Saint Peter looked around. “I don’t see Him just… Oh, wait. There! ” Ellerbee turned where the old Saint was pointing. He shaded his eyes. “There’s no need,” Saint Peter said.
“But the aura, the light.”
“Let it shine.”
He took his hand away fearfully and the light spilled into his eyes like soothing unguents. God was on His throne in the green pastures, Christ at His right Hand. To Ellerbee it looked like a picture taken at a summit conference.
“He’s beautiful. I’ve never… It’s ecstasy.”
“And you’re seeing Him from a pretty good distance. You should talk to Him sometime.”
“People can talk to Him?”
“Certainly. He loves us.”
There were tears in Ellerbee’s eyes. He wished May no harm, but wanted her with him to see it all. “It’s wonderful.”
“We like it,” Saint Peter said.
“Oh, I do too,” Ellerbee said. “I’m going to be very happy here.”
“Go to Hell,” Saint Peter said beatifically.
Hell was the ultimate inner city. Its stinking sulfurous streets were unsafe. Everywhere Ellerbee looked he saw atrocities. Pointless, profitless muggings were commonplace; joyless rape that punished its victims and offered no relief to the perpetrator. Everything was contagious, cancer as common as a cold, plague the quotidian. There was stomachache, headache, toothache, earache. There was angina and indigestion and painful third-degree burning itch. Nerves like a hideous body hair grew long enough to trip over and lay raw and exposed as live wires or shoelaces that had come undone.
There was no handsomeness, no beauty, no one walked upright, no one had good posture. There was nothing to look at — although it was impossible to shut one’s eyes — except the tumbled kaleidoscopic variations of warted deformity. This was one reason, Ellerbee supposed, that there was so little conversation in Hell. No one could stand to look at anyone else long enough. Occasionally two or three — lost souls? gargoyles? devils? demons? — of the damned, jumping about in the heat first on one foot then the other, would manage to stand with their backs to each other and perhaps get out a few words — a foul whining. But even this was rare and when it happened that a sufferer had the attention of a fellow sufferer he could howl out only a half-dozen or so words before breaking off in a piercing scream.
Ellerbee, constantly nauseated, eternally in pain, forever befouling himself, longed to find something to do, however tedious or make-work or awful. For a time he made paths through the smoldering cinders, but he had no tools and had to use his bare feet, moving the cinders to one side as a boy shuffles through fallen leaves hunting something lost. It was too painful.

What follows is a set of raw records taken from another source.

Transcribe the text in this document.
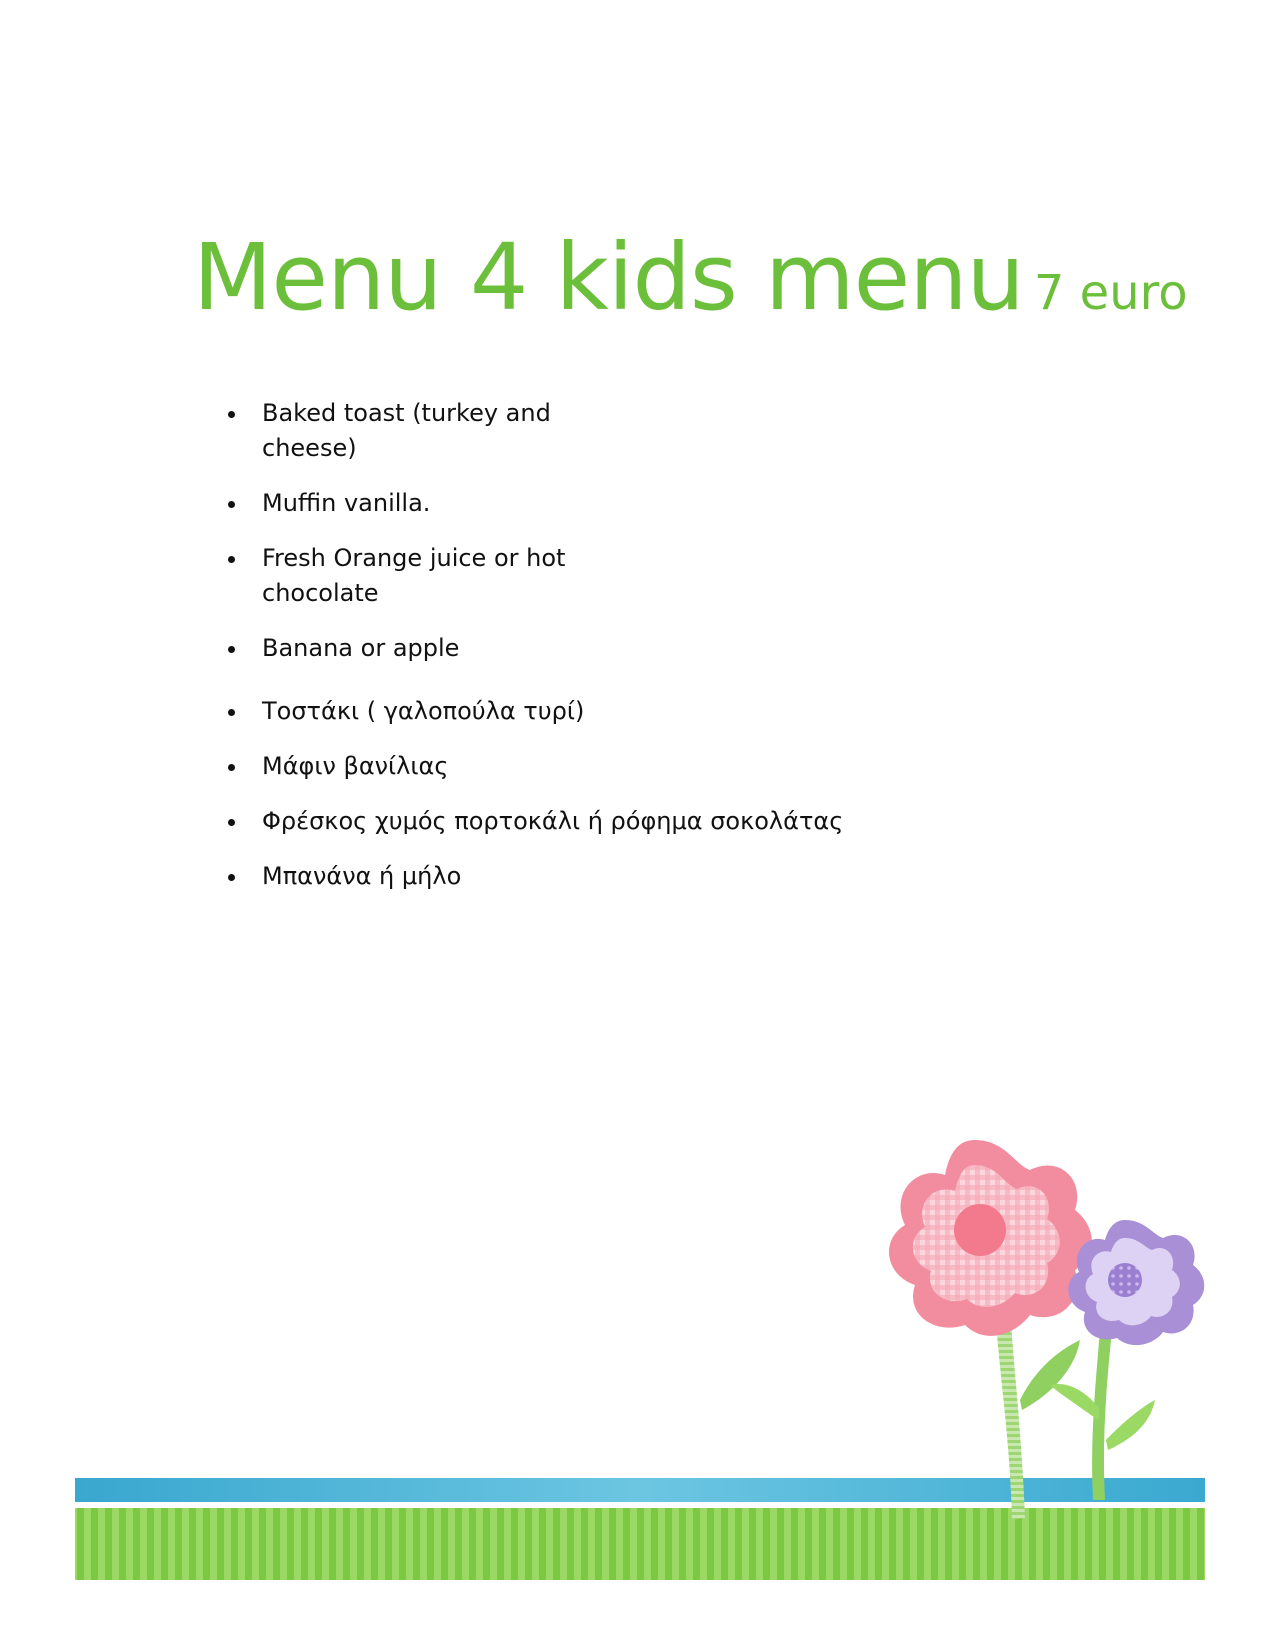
Menu 4 kids menu 7 euro
Baked toast (turkey and cheese)
Muffin vanilla.
Fresh Orange juice or hot chocolate
Banana or apple
Τοστάκι ( γαλοπούλα τυρί)
Μάφιν βανίλιας
Φρέσκος χυμός πορτοκάλι ή ρόφημα σοκολάτας
Μπανάνα ή μήλο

Then he thought he would make channels for the vomit and excrement and blood. It was too disgusting. He shouted for others to join him in work details—“Break up the fights, pile up the scabs”—even ministering to the less aggravated wounds, using his hands to wipe away the gangrenous drool since there was no fabric in Hell, all clothing consumed within minutes of arrival, flesh alone inconsumable, glowing and burning with his bones slow as phosphor. Calling out, suggesting in screams which may have been incoherent, all manner of pointless, arbitrary arrangements — that they organize the damned, that they count them. Demanding that their howls be synchronous.
No one stopped him. No one seemed to be in charge. He saw, that is, no Devil, no Arch-fiend. There were demons with cloven feet and scaly tails, with horns and pitchforks — They actually have horns, Ellerbee thought, there are actually pitchforks — but these seemed to have no more authority than he had himself, and when they were piqued to wrath by their own torment the jabs they made at the human damned with their sharp arsenal were no more painful — and no less — than anything else down there.